Sen. Orrin Hatch (R-Utah) condemned the violence in Charlottesville, Virginia, that exploded on Saturday, saying that WWII veterans, including his brother, didn’t die fighting Adolph Hitler so that Nazi ideas could prevail in the United States today.
“We should call evil by its name. My brother didn’t give his life fighting Hitler for Nazi ideas to go unchallenged here at home. -OGH,” Hatch tweeted Saturday evening, signing it OGH to signify that he, not his staff, had written the message.
We should call evil by its name.
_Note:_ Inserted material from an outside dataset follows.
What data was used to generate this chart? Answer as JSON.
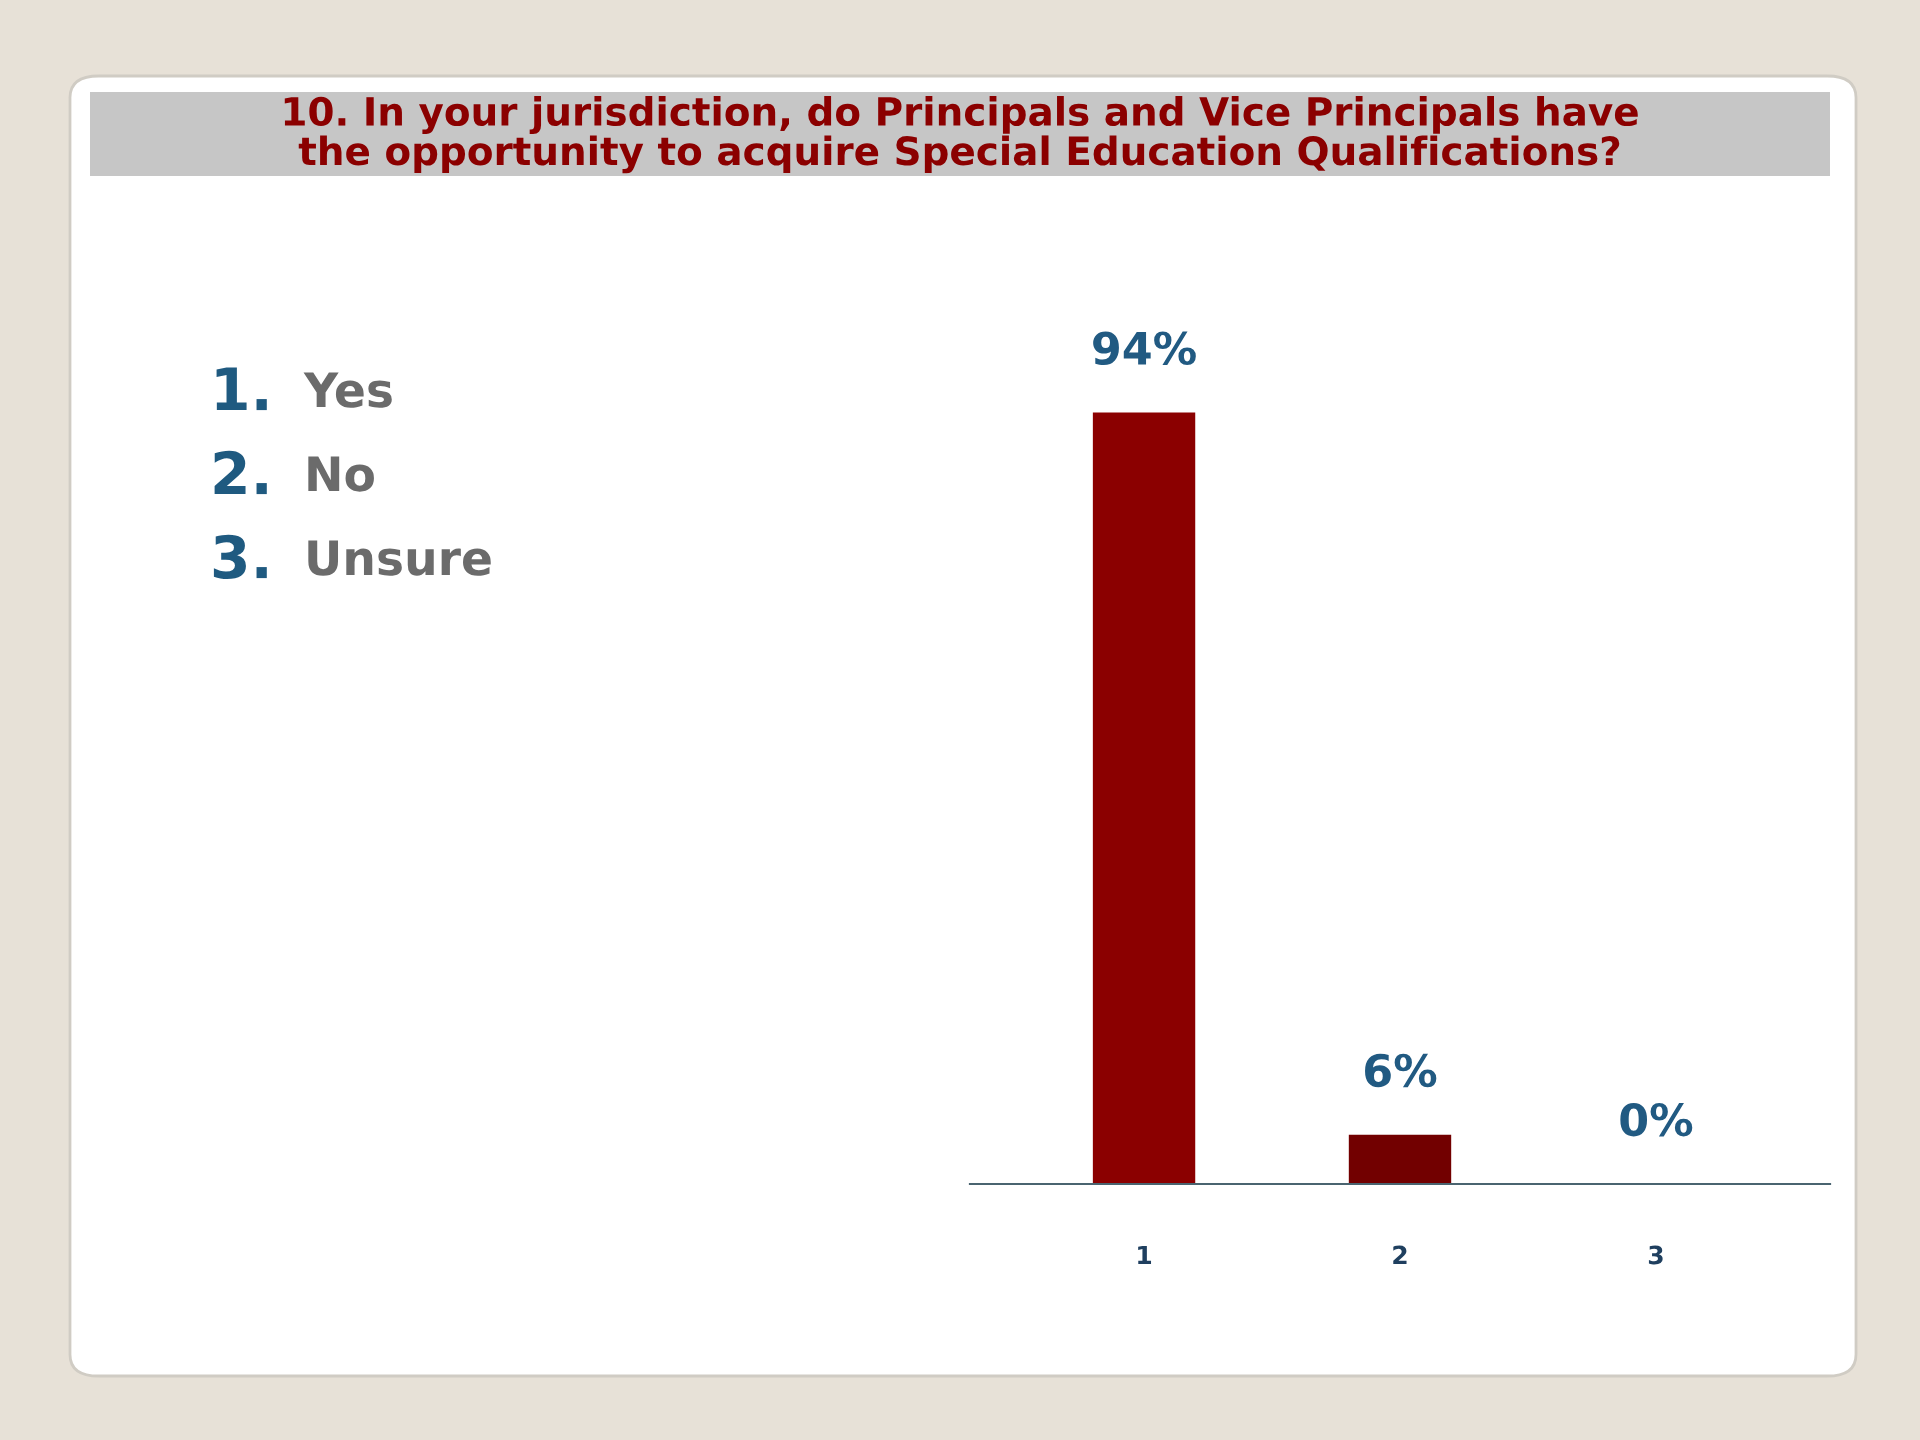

My brother didn't give his life fighting Hitler for Nazi ideas to go unchallenged here at home. -OGH
— Senator Hatch Office (@senorrinhatch) August 12, 2017
According to The Hill, Hatch was just 8 years old when his brother, 20-year-old Jesse, died when his B-24 bomber went down over Austria.
His brother’s death deeply affected the senator, and he has credited his older sibling for his life in public service.
The Utah senator’s comments came after white nationalist protests turned violent Saturday, leading to three deaths and multiple injuries.
White nationalist, alt-right and white supremacist groups were scheduled to congregate in Emancipation Park Saturday to protest the removal of a Confederate statue. However, violent clashes broke out before the rally, prompting Virginia Governor Terry McAuliffe (D) to declare a state of emergency to aid the state’s response to the violence.
President Donald Trump also condemned the violence but painted a broad stroke of blame, saying during his speech, “We condemn in the strongest possible terms this egregious display of hatred, bigotry and violence on many sides, on many sides.”